Tips on how to get the most from DISCOVAR on your hardware.
If you have an Intel based system make sure that hyperthreading is disabled. Hyperthreading takes each physical core and splits it into two logical cores that share the same execution resources and caches. Whilst this may give a small boost in some circumstances, it generally causes performance degradation when running heavily parallelized, I/O and memory bound code like DISCOVAR. You can check the status of your machine by examining /proc/cpuinfo.
If it is not possible to disable hyperthreading on your system, then consider running DISCOVAR with NUM_THREADS set to the number of physical cores, not logical ones:
Discovar NUM_THREADS= <physical core count> ...
The Linux scheduler is hyperthreading aware and will attempt to assign each thread to a separate physical core, avoiding contention for the core’s resources.
The behavior of malloc on your system can greatly effect the performance of DISCOVAR. In heavily multithreaded code, lock contention can arise during access to the shared heap, decreasing the parallelization efficiency. This can be avoided by making malloc thread aware with more than one heap to reduce locking – the downside being an increase in the amount of memory required.
A number of thread aware malloc implementations have been developed (TCmalloc, Horde, and PTmalloc) and this functionality has also been introduced into the standard GNU C Library (glibc) malloc. We have observed considerable differences in runtime and runtime variability across malloc implementations. However, as most users are not able to swap in a different malloc, we have concentrated on getting the most out of glibc malloc.
Although glibc malloc has been thread aware for some time, only recently was it enabled by default. Prior to this it had be to turned on using the environment variable:
We therefore recommend that all our users set this to ensure that malloc is running in multi-threaded mode.
In our experiments we have discovered erratic behavior in some more recent releases of glibc malloc, resulting in large variations in runtime.

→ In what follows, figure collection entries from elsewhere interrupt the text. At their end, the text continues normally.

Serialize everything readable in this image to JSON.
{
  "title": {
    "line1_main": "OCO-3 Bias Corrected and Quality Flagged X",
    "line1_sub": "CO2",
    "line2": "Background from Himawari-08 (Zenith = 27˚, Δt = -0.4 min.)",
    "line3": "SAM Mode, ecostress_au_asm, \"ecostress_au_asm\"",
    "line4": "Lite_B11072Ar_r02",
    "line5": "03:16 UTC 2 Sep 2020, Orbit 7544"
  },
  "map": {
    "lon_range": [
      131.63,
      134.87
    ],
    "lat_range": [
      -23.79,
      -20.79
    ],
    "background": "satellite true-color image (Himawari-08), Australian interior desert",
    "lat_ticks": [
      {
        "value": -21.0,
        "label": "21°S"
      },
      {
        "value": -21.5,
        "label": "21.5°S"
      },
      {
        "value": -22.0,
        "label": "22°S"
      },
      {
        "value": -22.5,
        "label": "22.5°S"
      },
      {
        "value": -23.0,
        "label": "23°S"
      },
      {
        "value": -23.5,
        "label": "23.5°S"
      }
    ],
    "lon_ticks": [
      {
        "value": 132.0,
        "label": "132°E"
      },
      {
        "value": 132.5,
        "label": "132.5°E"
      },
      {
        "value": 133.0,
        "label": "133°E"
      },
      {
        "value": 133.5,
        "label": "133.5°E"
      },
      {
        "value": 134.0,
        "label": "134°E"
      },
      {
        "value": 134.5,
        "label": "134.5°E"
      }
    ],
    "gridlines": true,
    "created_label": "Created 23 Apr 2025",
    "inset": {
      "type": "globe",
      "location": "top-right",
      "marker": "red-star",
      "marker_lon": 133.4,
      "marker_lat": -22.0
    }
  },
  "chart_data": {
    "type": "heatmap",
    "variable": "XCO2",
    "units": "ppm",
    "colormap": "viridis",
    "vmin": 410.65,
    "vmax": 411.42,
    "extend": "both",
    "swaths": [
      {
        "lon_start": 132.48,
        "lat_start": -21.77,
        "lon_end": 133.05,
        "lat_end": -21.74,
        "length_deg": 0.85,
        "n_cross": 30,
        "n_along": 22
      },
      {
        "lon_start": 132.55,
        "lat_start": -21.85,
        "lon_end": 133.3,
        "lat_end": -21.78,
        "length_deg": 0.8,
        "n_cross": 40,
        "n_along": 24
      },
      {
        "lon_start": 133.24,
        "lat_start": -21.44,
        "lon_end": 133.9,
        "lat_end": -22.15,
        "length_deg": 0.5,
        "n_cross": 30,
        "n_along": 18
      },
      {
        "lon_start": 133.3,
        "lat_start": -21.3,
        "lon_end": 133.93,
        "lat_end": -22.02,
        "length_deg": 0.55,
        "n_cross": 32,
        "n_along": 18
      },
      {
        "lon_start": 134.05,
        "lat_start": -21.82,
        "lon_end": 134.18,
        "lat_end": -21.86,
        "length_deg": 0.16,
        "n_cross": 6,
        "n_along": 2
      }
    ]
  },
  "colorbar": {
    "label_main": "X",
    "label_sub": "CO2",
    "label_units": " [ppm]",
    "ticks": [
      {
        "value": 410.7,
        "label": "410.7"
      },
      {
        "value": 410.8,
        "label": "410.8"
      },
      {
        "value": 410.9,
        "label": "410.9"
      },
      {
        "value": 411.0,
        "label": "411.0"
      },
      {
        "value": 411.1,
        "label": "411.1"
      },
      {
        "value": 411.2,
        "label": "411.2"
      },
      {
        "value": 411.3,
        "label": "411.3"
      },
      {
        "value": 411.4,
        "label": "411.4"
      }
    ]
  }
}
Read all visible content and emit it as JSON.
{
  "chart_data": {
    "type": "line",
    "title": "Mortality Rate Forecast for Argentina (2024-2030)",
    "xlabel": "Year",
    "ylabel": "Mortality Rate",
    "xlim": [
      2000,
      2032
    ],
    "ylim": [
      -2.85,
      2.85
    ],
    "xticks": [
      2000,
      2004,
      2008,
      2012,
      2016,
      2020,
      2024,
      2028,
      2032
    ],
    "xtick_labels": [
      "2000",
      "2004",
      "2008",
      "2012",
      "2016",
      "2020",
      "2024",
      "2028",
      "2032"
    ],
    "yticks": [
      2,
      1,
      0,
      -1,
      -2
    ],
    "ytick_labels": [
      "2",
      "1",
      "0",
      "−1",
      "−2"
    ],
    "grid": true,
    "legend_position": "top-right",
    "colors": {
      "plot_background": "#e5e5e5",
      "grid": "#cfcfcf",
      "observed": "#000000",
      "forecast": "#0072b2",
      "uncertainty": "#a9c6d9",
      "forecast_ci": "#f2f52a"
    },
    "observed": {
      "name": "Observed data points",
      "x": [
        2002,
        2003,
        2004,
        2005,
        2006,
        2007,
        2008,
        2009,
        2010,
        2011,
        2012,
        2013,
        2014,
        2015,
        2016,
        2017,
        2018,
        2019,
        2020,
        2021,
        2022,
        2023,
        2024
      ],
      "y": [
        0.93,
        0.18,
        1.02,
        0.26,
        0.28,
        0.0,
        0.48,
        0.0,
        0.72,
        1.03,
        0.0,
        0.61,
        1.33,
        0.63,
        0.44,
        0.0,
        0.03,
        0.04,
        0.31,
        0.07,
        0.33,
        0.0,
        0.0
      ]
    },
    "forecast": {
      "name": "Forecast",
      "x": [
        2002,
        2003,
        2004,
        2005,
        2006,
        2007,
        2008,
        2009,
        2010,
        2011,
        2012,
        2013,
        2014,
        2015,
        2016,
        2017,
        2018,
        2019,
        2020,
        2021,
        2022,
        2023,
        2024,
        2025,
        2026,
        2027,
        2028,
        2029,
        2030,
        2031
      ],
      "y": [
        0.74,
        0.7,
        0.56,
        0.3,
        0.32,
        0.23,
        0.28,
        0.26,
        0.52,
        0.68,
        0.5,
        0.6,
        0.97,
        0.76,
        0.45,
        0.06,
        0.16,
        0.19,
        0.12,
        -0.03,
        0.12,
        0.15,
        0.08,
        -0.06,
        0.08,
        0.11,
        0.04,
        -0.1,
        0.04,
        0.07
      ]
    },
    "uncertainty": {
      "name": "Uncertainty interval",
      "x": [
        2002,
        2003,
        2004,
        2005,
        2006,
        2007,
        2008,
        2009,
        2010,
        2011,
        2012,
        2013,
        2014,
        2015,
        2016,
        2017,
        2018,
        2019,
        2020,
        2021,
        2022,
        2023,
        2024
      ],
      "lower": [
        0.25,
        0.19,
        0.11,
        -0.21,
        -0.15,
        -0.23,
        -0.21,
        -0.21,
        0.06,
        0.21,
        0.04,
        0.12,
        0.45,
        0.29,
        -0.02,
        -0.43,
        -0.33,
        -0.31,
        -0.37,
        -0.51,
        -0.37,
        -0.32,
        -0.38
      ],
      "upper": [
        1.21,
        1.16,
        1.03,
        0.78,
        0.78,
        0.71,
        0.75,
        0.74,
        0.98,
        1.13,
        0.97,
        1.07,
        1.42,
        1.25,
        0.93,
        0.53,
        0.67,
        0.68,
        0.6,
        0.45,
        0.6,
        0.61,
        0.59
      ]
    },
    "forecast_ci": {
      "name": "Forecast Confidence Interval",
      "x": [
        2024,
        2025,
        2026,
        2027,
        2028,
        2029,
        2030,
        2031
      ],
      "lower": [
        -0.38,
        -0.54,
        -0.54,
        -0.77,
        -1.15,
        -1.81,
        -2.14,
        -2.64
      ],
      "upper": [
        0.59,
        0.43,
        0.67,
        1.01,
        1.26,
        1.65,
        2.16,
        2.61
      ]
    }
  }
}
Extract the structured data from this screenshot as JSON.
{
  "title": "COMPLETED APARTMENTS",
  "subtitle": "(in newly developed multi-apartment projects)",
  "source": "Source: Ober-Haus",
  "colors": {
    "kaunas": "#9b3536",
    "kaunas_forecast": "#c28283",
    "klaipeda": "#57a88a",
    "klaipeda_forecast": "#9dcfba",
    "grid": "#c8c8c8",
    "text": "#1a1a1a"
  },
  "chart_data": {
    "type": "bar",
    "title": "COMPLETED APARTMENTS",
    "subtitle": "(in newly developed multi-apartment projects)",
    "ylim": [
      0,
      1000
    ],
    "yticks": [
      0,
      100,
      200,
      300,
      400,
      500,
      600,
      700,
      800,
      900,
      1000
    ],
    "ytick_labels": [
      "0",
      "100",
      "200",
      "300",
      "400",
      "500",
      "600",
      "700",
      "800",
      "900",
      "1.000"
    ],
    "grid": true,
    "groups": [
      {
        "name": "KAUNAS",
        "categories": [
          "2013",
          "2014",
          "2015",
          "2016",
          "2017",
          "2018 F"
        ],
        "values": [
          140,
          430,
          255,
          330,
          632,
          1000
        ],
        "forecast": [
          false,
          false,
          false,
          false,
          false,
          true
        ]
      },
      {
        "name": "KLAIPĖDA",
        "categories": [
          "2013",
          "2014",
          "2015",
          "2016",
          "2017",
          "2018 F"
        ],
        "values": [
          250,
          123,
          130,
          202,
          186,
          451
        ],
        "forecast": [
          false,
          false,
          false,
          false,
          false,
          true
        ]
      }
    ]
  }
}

This appears to be due to lock contention and is related to the way malloc determines how many independent heaps (called arenas) it requires. The solution was to fix the maximum number of malloc arenas at the start, which we were able to do programmatically as of revision 46659. If you had previously noticed unexplained runtime variations, then try the latest code.
DISCOVAR gives the best performance when running one thread per core. The linux scheduler will try to assign each thread to its own core, but running threads may still jump from core to core – resulting in a loss of cache coherency, which potentially decreases performance.
We have found that the performance drop is marginal on our NUMA hardware, but may be larger on more exotic machines – particularly for software based NUMA machines that share memory across a cluster. One solution is to bind threads to specific cores, preventing the scheduler from moving them around. If your think your hardware might benefit from this you can control it using the following environment variable:
GOMP_CPU_AFFINITY="2 5 10-15 19-25:2"
In this example, the threads will be distribute to cores 2 and 5, 10 through 15, and then 19 through 25 counting by 2, all in a round-robin fashion. Make sure the NUM_THREADS argument is in agreement with the core list.
More cores does not always translate into shorter runtimes, and may even degrade performance. As the number of concurrent threads increases, so too does the chance for lock contention, file and memory IO bottlenecks, and cache coherency problems. The optimal number of threads/cores to use will depend on your hardware and, to a lesser extent, the size of the region being processed. The only way to find the sweet spot is to experiment. We use all the cores on our 48 and 64 cores machines without difficulty, but you might find otherwise on your hardware.